Quelques ouvriers sur un escalier du bloc Venus, dans le quartier de La Mina, à Sant Adrià de Besòs. / MAÏTE CRUZ
Le département indique qu’aux sept étages, « les accès ont été murés et une société de sécurité a été engagée pour effectuer des rondes de contrôle ». Les voisins consultés affirment ne pas avoir vu les agents de sécurité ils n’ont pas non plus perçu de tentatives d’occupation.
Le consortium prévoyait également d’installer alarmes et capteurs, ainsi que le démantèlement des maisons pour les rendre inhabitables et dissuader toute tentative de les prendre pendant que le coucher du soleil de Vénus se poursuit. Les deux marchés attribués pour protéger les habitations s’élèvent ensemble à 1 120 956,10 euros.
Mouvements à venir
Le Consortium La Mina a acquis 23 maisons dans le quartier et prévoit de construire au moins 66 appartements de protection officielle pour ceux qui choisissent d’être transférés au lieu de payer une indemnisation. Drets Socials prédit que Les premiers déménagements auront lieu entre septembre et octobresans préciser combien ils pourraient être. « Ça avance lentement », répondent-ils sur Vénus.
Le département affirme qu’il donnera la priorité aux familles qui, étant propriétaires et ayant droit au relogement, prouvent «« indicateurs de risque social plus élevés ». Il donne également la priorité à ceux qui, sans être propriétaires de l’appartement où ils résident et se voyant refuser les mêmes conditions que les propriétaires, peuvent se voir proposer une location de « relogement social » car ils sont en proie à « une urgence particulière ».
Le début de l’opération d’expulsion ne met pas fin aux soupçons au nom du quartier, disposé à lutter devant les tribunaux pour que l’expropriation n’exonère pas les institutions de leur responsabilité dans le mauvais état de Vénus. Il est prévu qu’à partir de septembre, une cinquantaine de familles ayant demandé une indemnisation au Consortium La Mina présenteront leur requête au tribunal, comme elles l’ont fait il y a de nombreuses années. Ils demandent que chacun soit réparé avec 130 000 euros pour les dégâts matériels qui leur ont fait vivre dans des conditions sordides.

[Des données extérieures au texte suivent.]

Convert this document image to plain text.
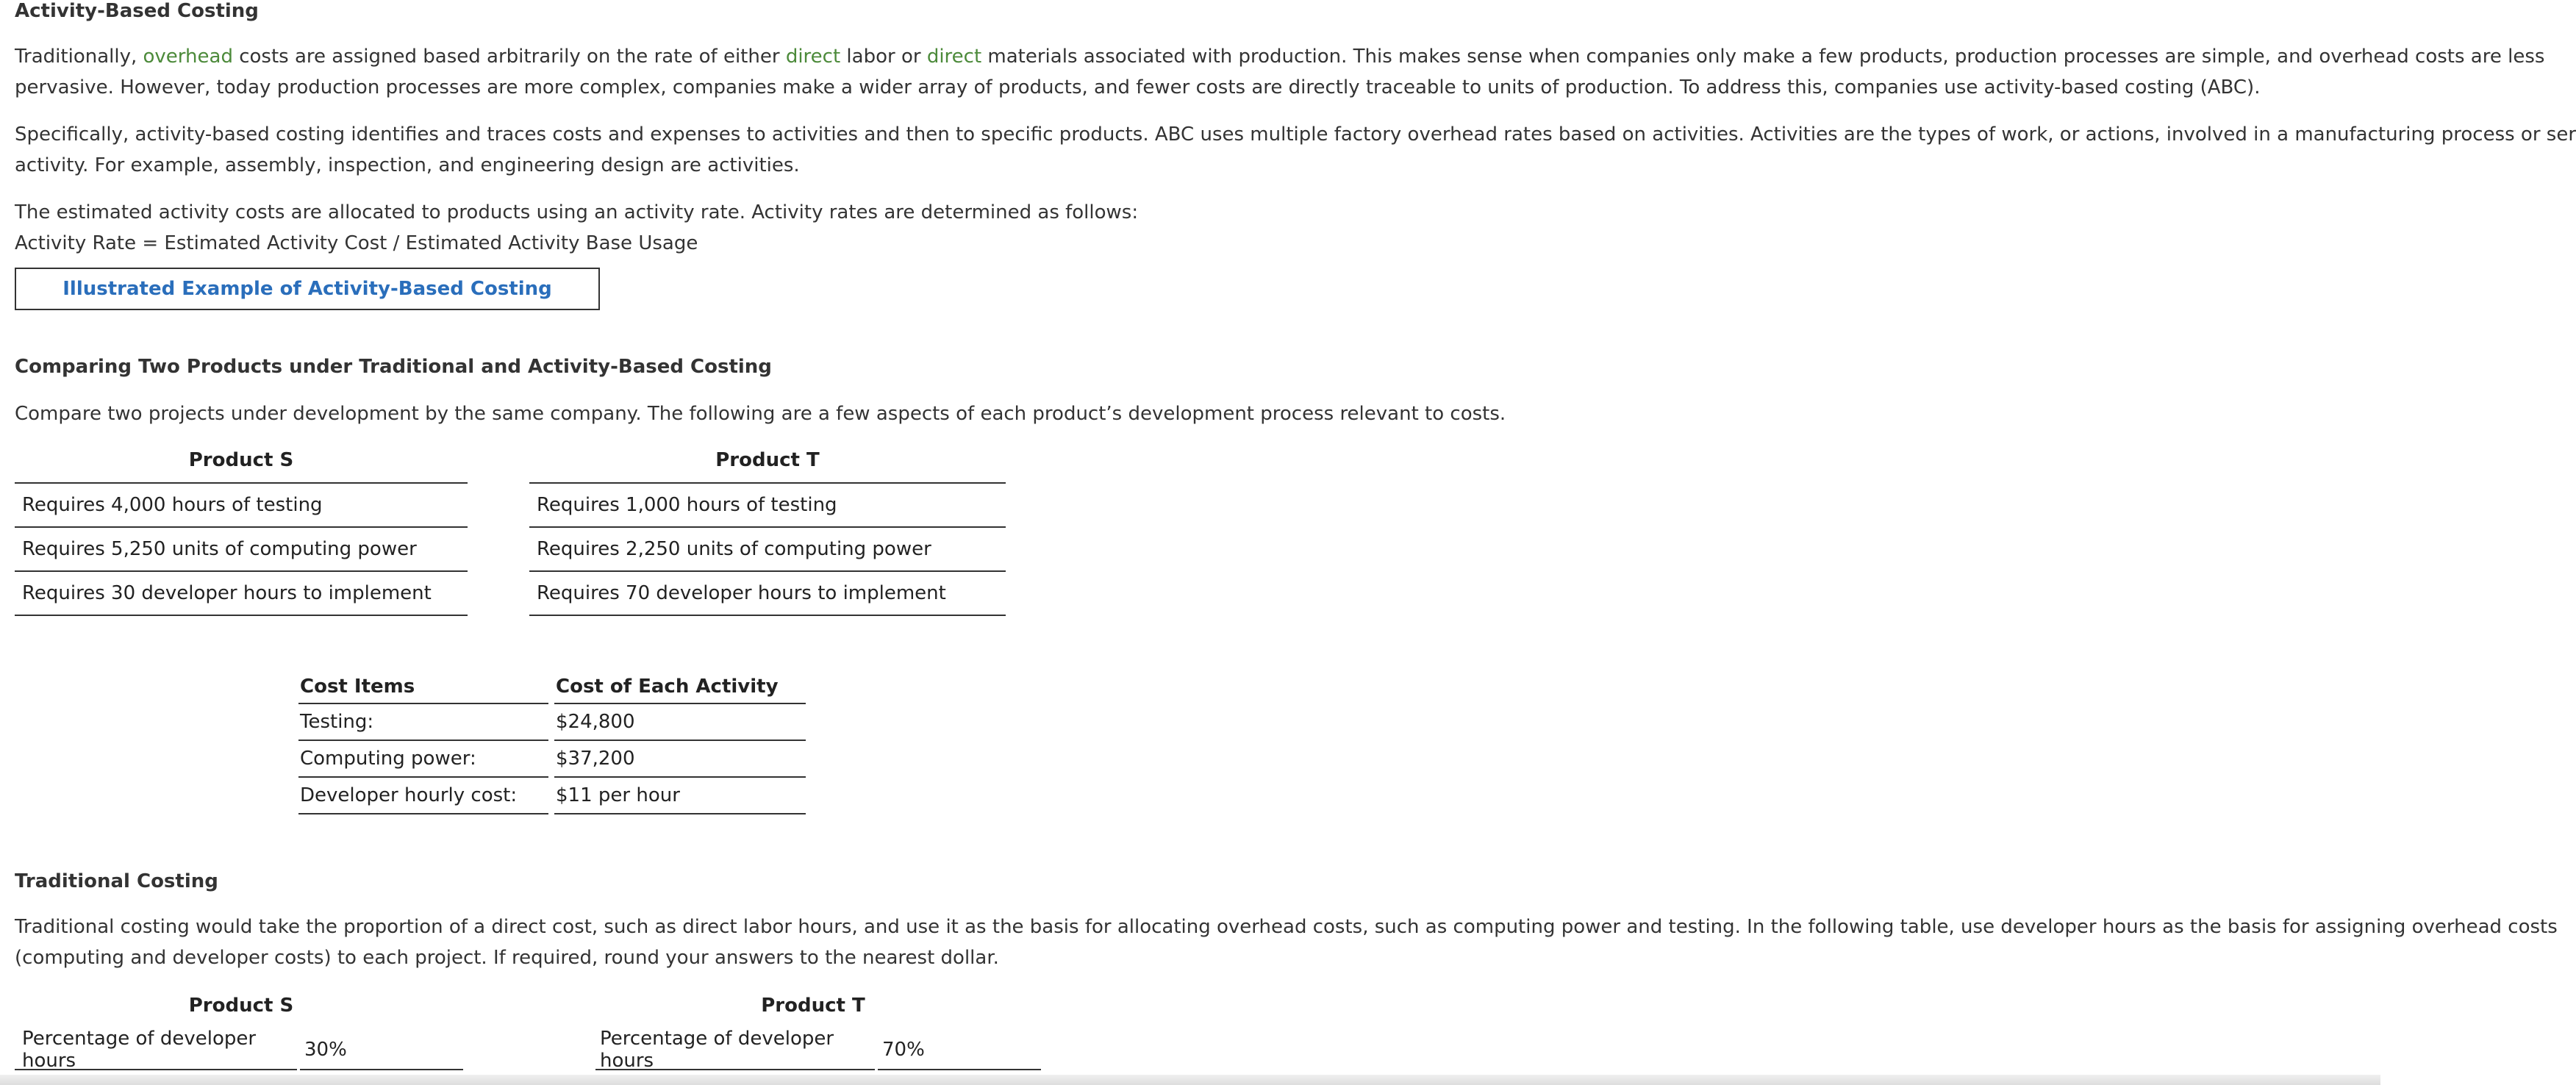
Activity-Based Costing
Traditionally, overhead costs are assigned based arbitrarily on the rate of either direct labor or direct materials associated with production. This makes sense when companies only make a few products, production processes are simple, and overhead costs are less
pervasive. However, today production processes are more complex, companies make a wider array of products, and fewer costs are directly traceable to units of production. To address this, companies use activity-based costing (ABC).
Specifically, activity-based costing identifies and traces costs and expenses to activities and then to specific products. ABC uses multiple factory overhead rates based on activities. Activities are the types of work, or actions, involved in a manufacturing process or ser
activity. For example, assembly, inspection, and engineering design are activities.
The estimated activity costs are allocated to products using an activity rate. Activity rates are determined as follows:
Activity Rate = Estimated Activity Cost / Estimated Activity Base Usage
Illustrated Example of Activity-Based Costing
Comparing Two Products under Traditional and Activity-Based Costing
Compare two projects under development by the same company. The following are a few aspects of each product’s development process relevant to costs.
Product S
Requires 4,000 hours of testing
Requires 5,250 units of computing power
Requires 30 developer hours to implement
Product T
Requires 1,000 hours of testing
Requires 2,250 units of computing power
Requires 70 developer hours to implement
Cost Items	Cost of Each Activity
Testing:	$24,800
Computing power:	$37,200
Developer hourly cost:	$11 per hour
Traditional Costing
Traditional costing would take the proportion of a direct cost, such as direct labor hours, and use it as the basis for allocating overhead costs, such as computing power and testing. In the following table, use developer hours as the basis for assigning overhead costs
(computing and developer costs) to each project. If required, round your answers to the nearest dollar.
Product S
Percentage of developer hours	30%
Product T
Percentage of developer hours	70%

Le consortium a informé les familles que, S’ils ne retirent pas leurs poursuites, il leur faudra plus de temps pour être sauvés de Vénus.. Il les a également prévenus qu’ils perdraient le droit au relogement gratuit s’ils intentaient une action en justice. Si c’est le cas, ils devront payer 40 000 ou 90 000 euros pour la nouvelle maison. Les voisins considèrent cela comme du « chantage » et certains d’entre eux sont déterminés à le combattre en contestant le processus d’expropriation.